Once I’d had this idea, how could I resist? There was no going back for me either. But a research trip was out of the question and not only because of the distance and the expense. No-one gets out to the most remote bases without having a very good reason and it is only a very select few who can spend the winter there.
Luckily those who have wintered over often feel compelled to record their experiences, and there is an abundance of memoirs and biographies going back to the early days of Antarctic exploration. Apsley Cherry-Garrard’s classic, The Worst Journey in the World (1922) tells the story of an expedition to collect the eggs of the Emperor penguin, from which he and two others were lucky to return alive, and this is followed by an account of Scott’s ill-fated attempt to be first to reach the South Pole. It was Scott who wrote “Great God! This is an awful place” in the journal that was discovered with his frozen body and those of his companions.

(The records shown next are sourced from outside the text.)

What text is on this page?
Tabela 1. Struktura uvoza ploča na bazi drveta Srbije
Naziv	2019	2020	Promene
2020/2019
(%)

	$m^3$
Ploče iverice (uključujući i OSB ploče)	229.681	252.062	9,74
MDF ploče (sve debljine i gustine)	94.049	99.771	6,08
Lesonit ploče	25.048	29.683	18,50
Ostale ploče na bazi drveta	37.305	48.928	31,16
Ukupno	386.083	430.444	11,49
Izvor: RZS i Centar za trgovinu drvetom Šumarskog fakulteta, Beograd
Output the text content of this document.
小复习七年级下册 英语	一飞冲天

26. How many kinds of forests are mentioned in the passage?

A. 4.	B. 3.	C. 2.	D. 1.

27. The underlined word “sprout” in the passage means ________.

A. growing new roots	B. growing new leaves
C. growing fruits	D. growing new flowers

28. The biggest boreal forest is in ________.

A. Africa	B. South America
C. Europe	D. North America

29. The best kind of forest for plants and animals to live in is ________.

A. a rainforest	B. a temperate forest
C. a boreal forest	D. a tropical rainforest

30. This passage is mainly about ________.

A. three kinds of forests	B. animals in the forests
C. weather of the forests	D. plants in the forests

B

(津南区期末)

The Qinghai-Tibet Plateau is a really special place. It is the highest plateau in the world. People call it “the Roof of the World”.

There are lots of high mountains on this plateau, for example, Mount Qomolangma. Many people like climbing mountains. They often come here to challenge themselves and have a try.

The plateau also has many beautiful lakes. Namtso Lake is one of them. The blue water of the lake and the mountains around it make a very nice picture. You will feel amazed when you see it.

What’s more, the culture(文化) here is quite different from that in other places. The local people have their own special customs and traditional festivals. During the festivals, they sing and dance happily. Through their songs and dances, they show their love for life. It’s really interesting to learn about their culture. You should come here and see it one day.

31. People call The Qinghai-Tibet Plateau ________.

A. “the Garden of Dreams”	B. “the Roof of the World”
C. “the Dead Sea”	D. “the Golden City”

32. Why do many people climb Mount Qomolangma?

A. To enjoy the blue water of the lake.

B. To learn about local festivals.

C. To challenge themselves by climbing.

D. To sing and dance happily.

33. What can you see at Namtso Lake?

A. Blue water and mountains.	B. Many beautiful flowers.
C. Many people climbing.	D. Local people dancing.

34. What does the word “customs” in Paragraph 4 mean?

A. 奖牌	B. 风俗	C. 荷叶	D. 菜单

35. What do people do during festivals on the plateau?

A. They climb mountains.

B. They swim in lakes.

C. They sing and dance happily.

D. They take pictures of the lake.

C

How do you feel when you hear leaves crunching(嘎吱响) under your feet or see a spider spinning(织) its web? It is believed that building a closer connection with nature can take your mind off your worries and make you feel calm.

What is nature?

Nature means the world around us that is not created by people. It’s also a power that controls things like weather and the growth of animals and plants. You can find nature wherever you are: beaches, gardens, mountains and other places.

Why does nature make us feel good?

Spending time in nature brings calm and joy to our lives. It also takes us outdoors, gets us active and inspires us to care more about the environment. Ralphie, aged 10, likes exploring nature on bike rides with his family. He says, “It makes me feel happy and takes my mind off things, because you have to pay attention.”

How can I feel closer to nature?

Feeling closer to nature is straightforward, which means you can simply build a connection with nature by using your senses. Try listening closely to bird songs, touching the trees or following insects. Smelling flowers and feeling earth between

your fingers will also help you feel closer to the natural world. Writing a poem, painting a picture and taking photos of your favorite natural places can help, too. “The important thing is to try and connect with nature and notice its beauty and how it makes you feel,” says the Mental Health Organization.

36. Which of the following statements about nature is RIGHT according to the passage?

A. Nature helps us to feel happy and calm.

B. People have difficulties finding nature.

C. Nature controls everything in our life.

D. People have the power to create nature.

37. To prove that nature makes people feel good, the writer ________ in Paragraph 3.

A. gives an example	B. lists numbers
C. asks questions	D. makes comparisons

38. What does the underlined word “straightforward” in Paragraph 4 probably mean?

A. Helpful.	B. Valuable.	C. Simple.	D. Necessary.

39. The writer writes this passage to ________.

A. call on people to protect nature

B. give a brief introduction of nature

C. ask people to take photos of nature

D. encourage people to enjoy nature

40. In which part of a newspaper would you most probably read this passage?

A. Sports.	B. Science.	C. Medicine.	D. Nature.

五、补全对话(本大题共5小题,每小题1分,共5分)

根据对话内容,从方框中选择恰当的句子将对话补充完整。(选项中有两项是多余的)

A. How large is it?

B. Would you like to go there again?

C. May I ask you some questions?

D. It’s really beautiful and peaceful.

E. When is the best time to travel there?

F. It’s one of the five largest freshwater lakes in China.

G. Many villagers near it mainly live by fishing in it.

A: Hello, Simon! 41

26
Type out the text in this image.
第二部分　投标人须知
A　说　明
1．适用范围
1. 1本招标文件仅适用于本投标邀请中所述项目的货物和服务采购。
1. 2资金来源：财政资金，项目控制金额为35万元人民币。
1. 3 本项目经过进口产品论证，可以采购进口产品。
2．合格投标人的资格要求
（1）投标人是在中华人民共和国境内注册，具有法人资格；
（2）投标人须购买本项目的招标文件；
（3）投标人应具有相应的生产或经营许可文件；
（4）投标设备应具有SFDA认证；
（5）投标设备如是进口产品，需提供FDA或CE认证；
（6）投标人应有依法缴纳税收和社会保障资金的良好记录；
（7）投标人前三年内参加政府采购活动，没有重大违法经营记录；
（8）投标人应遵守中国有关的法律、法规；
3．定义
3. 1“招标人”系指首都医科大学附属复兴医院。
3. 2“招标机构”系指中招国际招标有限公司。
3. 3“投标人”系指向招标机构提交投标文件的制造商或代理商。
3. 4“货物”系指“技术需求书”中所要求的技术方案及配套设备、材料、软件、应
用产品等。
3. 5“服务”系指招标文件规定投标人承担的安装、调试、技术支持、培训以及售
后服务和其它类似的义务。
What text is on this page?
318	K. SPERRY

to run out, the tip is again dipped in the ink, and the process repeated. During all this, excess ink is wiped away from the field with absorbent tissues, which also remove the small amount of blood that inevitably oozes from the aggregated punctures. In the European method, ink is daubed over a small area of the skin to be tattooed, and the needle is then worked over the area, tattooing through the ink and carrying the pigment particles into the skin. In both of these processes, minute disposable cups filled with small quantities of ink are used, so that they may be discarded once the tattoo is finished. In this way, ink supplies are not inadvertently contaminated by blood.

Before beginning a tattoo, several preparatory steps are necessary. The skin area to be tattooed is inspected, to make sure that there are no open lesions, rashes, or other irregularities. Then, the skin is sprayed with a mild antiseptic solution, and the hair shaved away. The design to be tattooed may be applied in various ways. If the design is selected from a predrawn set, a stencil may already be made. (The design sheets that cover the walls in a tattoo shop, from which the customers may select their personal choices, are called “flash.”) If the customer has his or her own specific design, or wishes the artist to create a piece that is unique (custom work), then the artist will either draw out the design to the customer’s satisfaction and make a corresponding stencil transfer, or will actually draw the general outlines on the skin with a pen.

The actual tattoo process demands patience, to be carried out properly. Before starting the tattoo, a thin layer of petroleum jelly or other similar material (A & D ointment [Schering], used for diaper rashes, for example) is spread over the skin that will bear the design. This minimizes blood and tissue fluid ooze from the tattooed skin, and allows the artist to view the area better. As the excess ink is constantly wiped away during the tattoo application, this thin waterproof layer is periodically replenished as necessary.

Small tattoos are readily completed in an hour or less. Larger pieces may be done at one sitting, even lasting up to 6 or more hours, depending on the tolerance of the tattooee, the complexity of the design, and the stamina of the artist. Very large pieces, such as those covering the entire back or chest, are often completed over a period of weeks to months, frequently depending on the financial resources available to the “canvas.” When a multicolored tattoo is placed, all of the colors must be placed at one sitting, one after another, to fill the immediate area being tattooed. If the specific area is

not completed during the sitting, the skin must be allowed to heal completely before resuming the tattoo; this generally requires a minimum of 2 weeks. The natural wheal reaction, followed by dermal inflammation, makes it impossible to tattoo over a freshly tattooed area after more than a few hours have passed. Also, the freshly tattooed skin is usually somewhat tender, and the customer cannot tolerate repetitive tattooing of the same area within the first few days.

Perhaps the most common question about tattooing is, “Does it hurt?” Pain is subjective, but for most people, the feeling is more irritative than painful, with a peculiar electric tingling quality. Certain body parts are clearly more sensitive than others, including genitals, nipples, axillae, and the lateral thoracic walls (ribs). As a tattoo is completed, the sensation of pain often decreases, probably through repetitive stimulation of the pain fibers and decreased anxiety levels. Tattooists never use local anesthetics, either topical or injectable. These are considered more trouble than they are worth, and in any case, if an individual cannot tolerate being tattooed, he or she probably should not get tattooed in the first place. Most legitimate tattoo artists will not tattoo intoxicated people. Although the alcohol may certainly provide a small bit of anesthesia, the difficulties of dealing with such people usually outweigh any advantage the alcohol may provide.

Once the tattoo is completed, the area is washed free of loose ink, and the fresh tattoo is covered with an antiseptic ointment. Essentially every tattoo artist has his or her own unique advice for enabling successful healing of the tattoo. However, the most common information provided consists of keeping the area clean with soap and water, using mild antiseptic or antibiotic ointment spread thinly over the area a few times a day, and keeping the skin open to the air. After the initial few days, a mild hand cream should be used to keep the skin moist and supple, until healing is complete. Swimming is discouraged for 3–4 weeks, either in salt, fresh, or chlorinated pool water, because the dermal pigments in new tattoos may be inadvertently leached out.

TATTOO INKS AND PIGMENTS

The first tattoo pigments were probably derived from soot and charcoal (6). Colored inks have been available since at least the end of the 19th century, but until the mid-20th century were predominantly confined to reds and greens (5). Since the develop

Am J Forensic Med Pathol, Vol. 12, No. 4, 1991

Another stand-out account is Richard E. Byrd’s Alone (1958) which tells the story of his attempt in 1934 to spend the winter alone a hundred miles inland, and it is as gripping as any thriller. But of all the early polar explorers the one I came most to revere was Shackleton. He never lost a single man under his command. He was within a hundred miles of being the first to reach the South Pole and called a halt because there was not enough food to get his men back alive. “Better a living donkey than a dead lion,” he explained.
Coming up to the present day, Gavin Francis’s Empire Antarctica: Ice, Silence & Emperor Penguins (2012), and Alex Gough’s Solid Sea and Southern Skies: Two Years in Antarctica (2010) are fascinating contemporary accounts. I immersed myself in these and in everything I could get hold of. I followed blog posts from Antarctica and watched documentaries and films, including the highly entertaining South of Sanity, a horror film scripted by, shot by, and starring a team wintering over one year at Rothera, a British Antarctic Survey base.
Yet informative as all this was, it wasn’t enough. I needed to talk to someone who had actually wintered over in Antarctica. Ideally this would be a young woman and a medic—someone like my character, Katie. What were the odds that I would find such a person living fifteen minutes drive from me? But that is exactly what happened. I found Rose, now working at a local hospital, via the blog she had written while she was in Antarctica. Over a couple of long lunches I learned about all the little traditions and rituals that make up life on the ice, about the danger posed by fire or loss of power, about what it was like to be on night duty, the only person awake on the silent base, and much, much more. Later, she read a draft of my novel (Cold, Cold Heart, published in the U.K. in November and due to be released in the U.S. in January) and picked up the things I hadn’t got quite right. It was a privilege and a pleasure to meet her.
Cherry-Garrard commented that “Polar exploration is at once the cleanest and most isolated way of having a bad time which has been devised.” That has changed. These days there are few deaths in Antarctica. The bases are well-stocked and (relatively) comfortable, especially the newer ones. But still this remains one of the most hostile environments on the planet, where no aspect of survival can be taken for granted. It is also one of the most fascinating and awe-inspiring and I have loved visiting it, if only in my imagination.